A triangular display of blank flags hoisted on the wall was Brennan Broome and Chloe Womack’s interpretation of what it meant to belong to a place, culture, and country, and then have that identity removed, “Who does such a flag represent?” read their artist statement, “What does it stand for?”
In another project about identity, Liam O’Conner displayed a series of portraits of subjects from a wide range of backgrounds –France, Malaysia, Poland, South Korea, etc.—all wearing the same latex mask.
Disturbing to the ignorant eye, each face appeared deformed. Covered by a second-skin plastering with mouths agape, the personal and cultural identity of the individual is obscured.
“This distortion plays with the idea that identity is something that is only skin deep,” said O’Conner in his artist statement.
Unlike other displays, in Male Identified, male-performer Takahiro Yakamoto used facial and bodily gestures in a sequence of movements to deconstruct the nuances of maleness.
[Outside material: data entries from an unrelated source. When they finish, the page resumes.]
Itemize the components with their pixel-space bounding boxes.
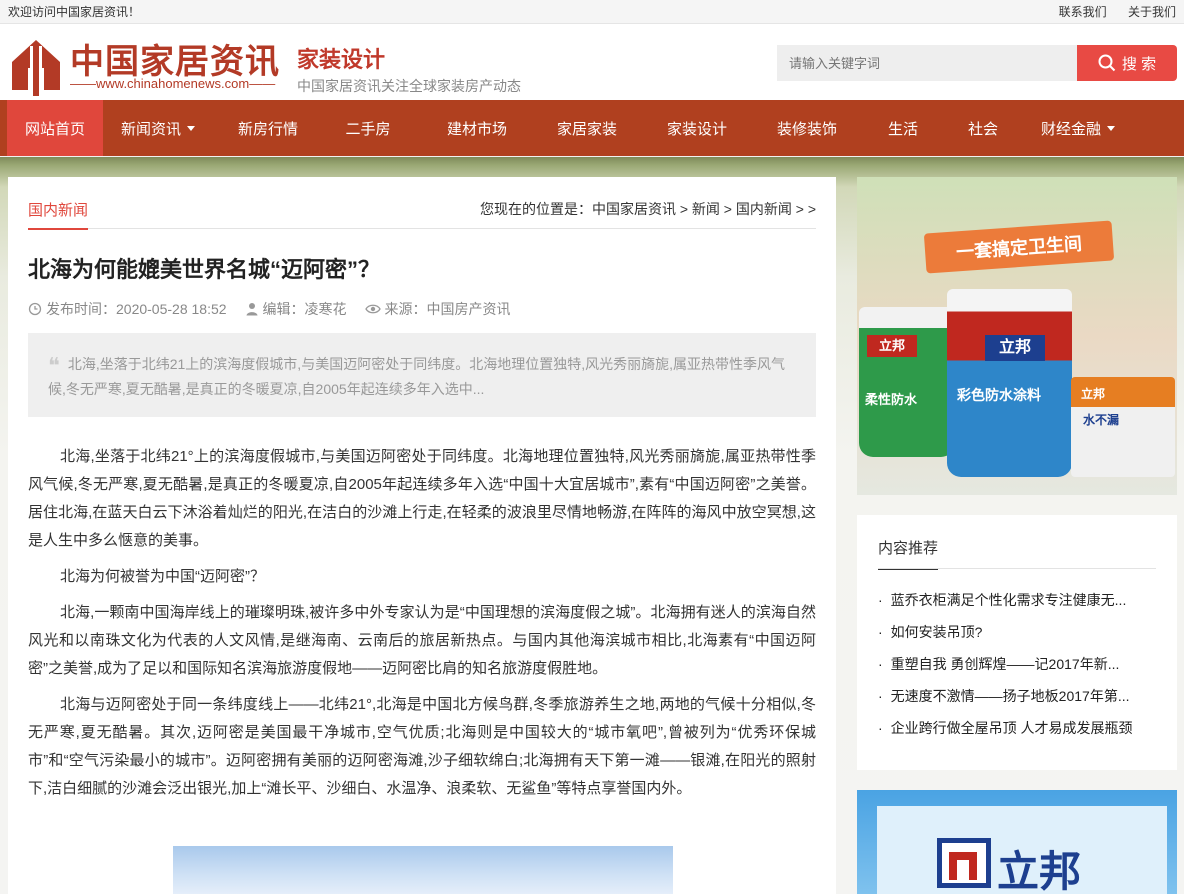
- sidebar-ad-bottom[interactable]: 立邦: [857, 790, 1177, 894]
- category-tab[interactable]: 国内新闻: [28, 199, 89, 230]
- editor: 编辑：凌寒花: [245, 299, 347, 319]
- recommend-list: 蓝乔衣柜满足个性化需求专注健康无... 如何安装吊顶? 重塑自我 勇创辉煌——记…: [878, 589, 1158, 749]
- contact-link[interactable]: 联系我们: [1059, 5, 1107, 19]
- eye-icon: [364, 304, 381, 314]
- search-input[interactable]: [777, 45, 1077, 81]
- nav-new-homes[interactable]: 新房行情: [213, 100, 323, 156]
- article-image: [173, 846, 673, 894]
- breadcrumb[interactable]: 您现在的位置是：中国家居资讯 > 新闻 > 国内新闻 > >: [480, 199, 816, 219]
- brand-logo-icon: [937, 838, 991, 888]
- product-bag: 立邦 水不漏: [1071, 377, 1175, 477]
- nav-life[interactable]: 生活: [853, 100, 953, 156]
- sidebar-ad-top[interactable]: 一套搞定卫生间 立邦 柔性防水 立邦 彩色防水涂料 立邦 水不漏: [857, 177, 1177, 495]
- article-body: 北海,坐落于北纬21°上的滨海度假城市,与美国迈阿密处于同纬度。北海地理位置独特…: [28, 443, 816, 811]
- recommend-title: 内容推荐: [878, 537, 939, 570]
- main-nav: 网站首页 新闻资讯 新房行情 二手房 建材市场 家居家装 家装设计 装修装饰 生…: [0, 100, 1184, 156]
- paragraph: 北海为何被誉为中国“迈阿密”？: [60, 568, 265, 585]
- search-button[interactable]: 搜 索: [1077, 45, 1177, 81]
- paragraph: 北海,一颗南中国海岸线上的璀璨明珠,被许多中外专家认为是“中国理想的滨海度假之城…: [28, 604, 816, 677]
- user-icon: [246, 303, 258, 316]
- list-item[interactable]: 无速度不激情——扬子地板2017年第...: [878, 685, 1158, 717]
- chevron-down-icon: [187, 125, 195, 131]
- nav-home-decor[interactable]: 家居家装: [541, 100, 633, 156]
- quote-icon: ❝: [48, 354, 60, 379]
- nav-renovation[interactable]: 装修装饰: [761, 100, 853, 156]
- chevron-down-icon: [1107, 125, 1115, 131]
- paragraph: 北海,坐落于北纬21°上的滨海度假城市,与美国迈阿密处于同纬度。北海地理位置独特…: [28, 448, 816, 549]
- clock-icon: [28, 302, 42, 316]
- nav-design[interactable]: 家装设计: [633, 100, 761, 156]
- source: 来源：中国房产资讯: [364, 299, 511, 319]
- nav-materials[interactable]: 建材市场: [413, 100, 541, 156]
- nav-society[interactable]: 社会: [953, 100, 1013, 156]
- publish-time: 发布时间：2020-05-28 18:52: [28, 299, 227, 319]
- channel-tagline: 中国家居资讯关注全球家装房产动态: [297, 78, 521, 94]
- nav-second-hand[interactable]: 二手房: [323, 100, 413, 156]
- ad-slogan: 一套搞定卫生间: [923, 220, 1115, 274]
- product-bucket-blue: 立邦 彩色防水涂料: [947, 289, 1072, 477]
- logo-icon[interactable]: [8, 32, 64, 96]
- list-item[interactable]: 企业跨行做全屋吊顶 人才易成发展瓶颈: [878, 717, 1158, 749]
- logo-url: ——www.chinahomenews.com——: [70, 76, 276, 91]
- search-button-label: 搜 索: [1121, 55, 1157, 73]
- recommend-panel: 内容推荐 蓝乔衣柜满足个性化需求专注健康无... 如何安装吊顶? 重塑自我 勇创…: [857, 515, 1177, 770]
- site-header: 中国家居资讯 ——www.chinahomenews.com—— 家装设计 中国…: [0, 24, 1184, 100]
- welcome-text: 欢迎访问中国家居资讯！: [8, 5, 141, 19]
- nav-home[interactable]: 网站首页: [7, 100, 103, 156]
- top-bar: 欢迎访问中国家居资讯！ 联系我们 关于我们: [0, 0, 1184, 24]
- list-item[interactable]: 蓝乔衣柜满足个性化需求专注健康无...: [878, 589, 1158, 621]
- article-summary: ❝ 北海,坐落于北纬21上的滨海度假城市,与美国迈阿密处于同纬度。北海地理位置独特…: [28, 333, 816, 417]
- about-link[interactable]: 关于我们: [1128, 5, 1176, 19]
- product-bucket-green: 立邦 柔性防水: [859, 307, 955, 457]
- list-item[interactable]: 如何安装吊顶?: [878, 621, 1158, 653]
- top-links: 联系我们 关于我们: [1041, 0, 1176, 23]
- article-title: 北海为何能媲美世界名城“迈阿密”？: [28, 257, 381, 282]
- divider: [878, 568, 1156, 569]
- nav-finance[interactable]: 财经金融: [1013, 100, 1143, 156]
- paragraph: 北海与迈阿密处于同一条纬度线上——北纬21°,北海是中国北方候鸟群,冬季旅游养生…: [28, 696, 816, 797]
- channel-title: 家装设计: [297, 47, 386, 72]
- ad-brand-text: 立邦: [997, 848, 1082, 894]
- nav-news[interactable]: 新闻资讯: [103, 100, 213, 156]
- search-icon: [1098, 54, 1116, 72]
- article-header-row: 国内新闻 您现在的位置是：中国家居资讯 > 新闻 > 国内新闻 > >: [28, 177, 816, 230]
- article-meta: 发布时间：2020-05-28 18:52 编辑：凌寒花 来源：中国房产资讯: [28, 299, 511, 319]
- article-card: 国内新闻 您现在的位置是：中国家居资讯 > 新闻 > 国内新闻 > > 北海为何…: [8, 177, 836, 894]
- list-item[interactable]: 重塑自我 勇创辉煌——记2017年新...: [878, 653, 1158, 685]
In 15 minutes, Yakamoto tests the unease of the sitting crowd’s perception towards artistic self expression. Silently and slowly, with only a white square mat and a white chair as props, he moves frame by frame, from fully clothed to naked three times.
Often, his work explores the dynamic communication among the work itself, the viewer, the location, the time, and the performer. Performance and sculpture allow him to explore the intricacies and simplicities of human communication in everyday life.
“This approach allows the performer to become a mirror, in a post-modern sense,” said Yakamoto. Inviting the viewers to reflect upon their own self-perception and contemplate the idea of gender and criteria for ‘normal’”.